Food and sex have been linked forever. We tend to woo the opposite sex over dinner or a drink. Rarely has a seduction taken place over a chat about textiles or the share index. Lobsters, oysters, bitter chocolate, ginger and chilli are the traditional staples to get you going. Rare steak is supposed to do it for men, seafood salad for women. And hazelnuts are, I hear, the new age ‘health’ aphrodisiac. Food aside, you can always blame alcohol for all sorts of behaviour.

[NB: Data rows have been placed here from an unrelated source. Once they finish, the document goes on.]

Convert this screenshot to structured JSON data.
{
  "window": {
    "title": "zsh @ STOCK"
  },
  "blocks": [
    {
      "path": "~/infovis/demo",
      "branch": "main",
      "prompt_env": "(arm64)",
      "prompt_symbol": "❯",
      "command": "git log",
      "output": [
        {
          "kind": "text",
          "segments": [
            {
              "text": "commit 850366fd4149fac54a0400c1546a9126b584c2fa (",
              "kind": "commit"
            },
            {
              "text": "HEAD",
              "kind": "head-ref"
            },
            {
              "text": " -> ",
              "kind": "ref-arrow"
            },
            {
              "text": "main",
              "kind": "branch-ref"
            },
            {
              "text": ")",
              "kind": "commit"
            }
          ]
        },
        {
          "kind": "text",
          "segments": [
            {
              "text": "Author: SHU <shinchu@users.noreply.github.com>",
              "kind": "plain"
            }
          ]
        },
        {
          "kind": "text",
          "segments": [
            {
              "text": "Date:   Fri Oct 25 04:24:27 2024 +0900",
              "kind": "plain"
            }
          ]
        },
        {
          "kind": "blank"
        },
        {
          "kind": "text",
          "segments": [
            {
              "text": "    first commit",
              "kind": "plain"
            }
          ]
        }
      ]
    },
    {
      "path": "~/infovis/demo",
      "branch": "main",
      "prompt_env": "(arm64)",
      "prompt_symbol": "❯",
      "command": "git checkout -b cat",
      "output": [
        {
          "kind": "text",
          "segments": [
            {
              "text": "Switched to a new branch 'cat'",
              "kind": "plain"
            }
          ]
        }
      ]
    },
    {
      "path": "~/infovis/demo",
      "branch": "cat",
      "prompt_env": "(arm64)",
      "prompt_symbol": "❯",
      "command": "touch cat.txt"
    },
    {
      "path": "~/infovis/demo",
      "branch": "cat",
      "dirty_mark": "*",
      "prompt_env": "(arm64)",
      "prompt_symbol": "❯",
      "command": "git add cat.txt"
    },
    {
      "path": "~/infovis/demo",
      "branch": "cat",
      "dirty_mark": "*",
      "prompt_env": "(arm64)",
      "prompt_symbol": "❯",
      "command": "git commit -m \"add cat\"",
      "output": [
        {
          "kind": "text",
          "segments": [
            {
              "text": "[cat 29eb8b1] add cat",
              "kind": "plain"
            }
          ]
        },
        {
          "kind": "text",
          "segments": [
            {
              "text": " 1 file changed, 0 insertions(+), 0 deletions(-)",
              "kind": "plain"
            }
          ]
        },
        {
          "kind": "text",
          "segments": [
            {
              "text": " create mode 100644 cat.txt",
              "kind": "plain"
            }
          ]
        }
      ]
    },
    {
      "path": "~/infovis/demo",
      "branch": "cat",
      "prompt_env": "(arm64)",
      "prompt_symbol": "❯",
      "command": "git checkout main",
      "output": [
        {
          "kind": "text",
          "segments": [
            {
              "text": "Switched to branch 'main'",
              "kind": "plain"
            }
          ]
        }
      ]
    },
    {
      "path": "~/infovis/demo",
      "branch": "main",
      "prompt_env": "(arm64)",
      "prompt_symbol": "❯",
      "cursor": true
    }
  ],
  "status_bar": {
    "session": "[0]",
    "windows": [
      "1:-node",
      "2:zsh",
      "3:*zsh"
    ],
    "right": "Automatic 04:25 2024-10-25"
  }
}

When you were younger, a bar of chocolate, a bottle of beer and the back of a car is probably all you needed to fuel the passion. As you get older, the mechanics of wooing become more complex, more subtle and more expensive. We want to be wined and dined in the finest restaurants, we want expensive gifts, and an exotic holiday wouldn’t hurt.
I have no great faith in the advertised aphrodisiac qualities of certain foodstuffs, because given the right atmosphere, you can become very passionate on just about anything, just as you can remain frigid on a diet of lobster.
One of my favourite food writers, Clement Freud, has something very pertinent to say on the subject. “It is possible to achieve one’s amorous ends by choosing the right food and the right drink and presenting it to the right person in the right way at the right time… There is one danger; when all is so carefully planned, Eros is inclined to strike before the fish course! This is a terrible waste of underdone beef, passion fruit ice cream, mint tea et al...”
Personally, I think oysters are overrated. The last time I went to Wheelers and ordered half-a-dozen Whitstables, only one of them worked. As Ovid wrote: “Women can always be caught: that is the first rule of the game. If all goes well, great nuts and cream toast and ginger marmalade and some good hot strong coffee should be the next kitchen chore for you.”
So, here is a sure shot that should suit both carnivores and vegetarians and non-alcoholics, since most people I come across seem to have a sweet tooth. It contains the new aphrodisiac on the block, hazelnuts, now available all over India.
Vanilla and caramel parfait
A sinful dessert that takes under 15 minutes to prepare
Just under 1 cup butter
¾ cup sugar
¾ cup cream
500gm vanilla ice cream
200gm hazelnut chikki
For the hazelnut chikki:
This nut toffee is a useful standby to sprinkle over an ice cream or to add to other desserts. It keeps well in a screw-top jar.
1 cup roasted hazelnuts, slightly crushed
¼ cup pumpkin seeds, toasted
1 cup sugar
For the hazelnut chikki: Spread nuts and seeds over a lightly oiled baking tray. Dissolve sugar in water over heat and cook until a deep amber. Pour over nuts and seeds and let harden. Break into pieces and store in a screw-top jar.
For the caramel sauce: Heat butter in a heavy-based pan. Add sugar and stir over low heat until sugar is dissolved. Increase the heat and simmer, without boiling, until golden. Remove from the heat and cool slightly. Stir in cream and whisk until smooth. Cool. Layer the ice cream, hazelnut chikki and caramel sauce and divide between four tall glasses. Reserve some of the chikki for decoration. If you are in a real hurry, use ready-made caramel or butterscotch sauce.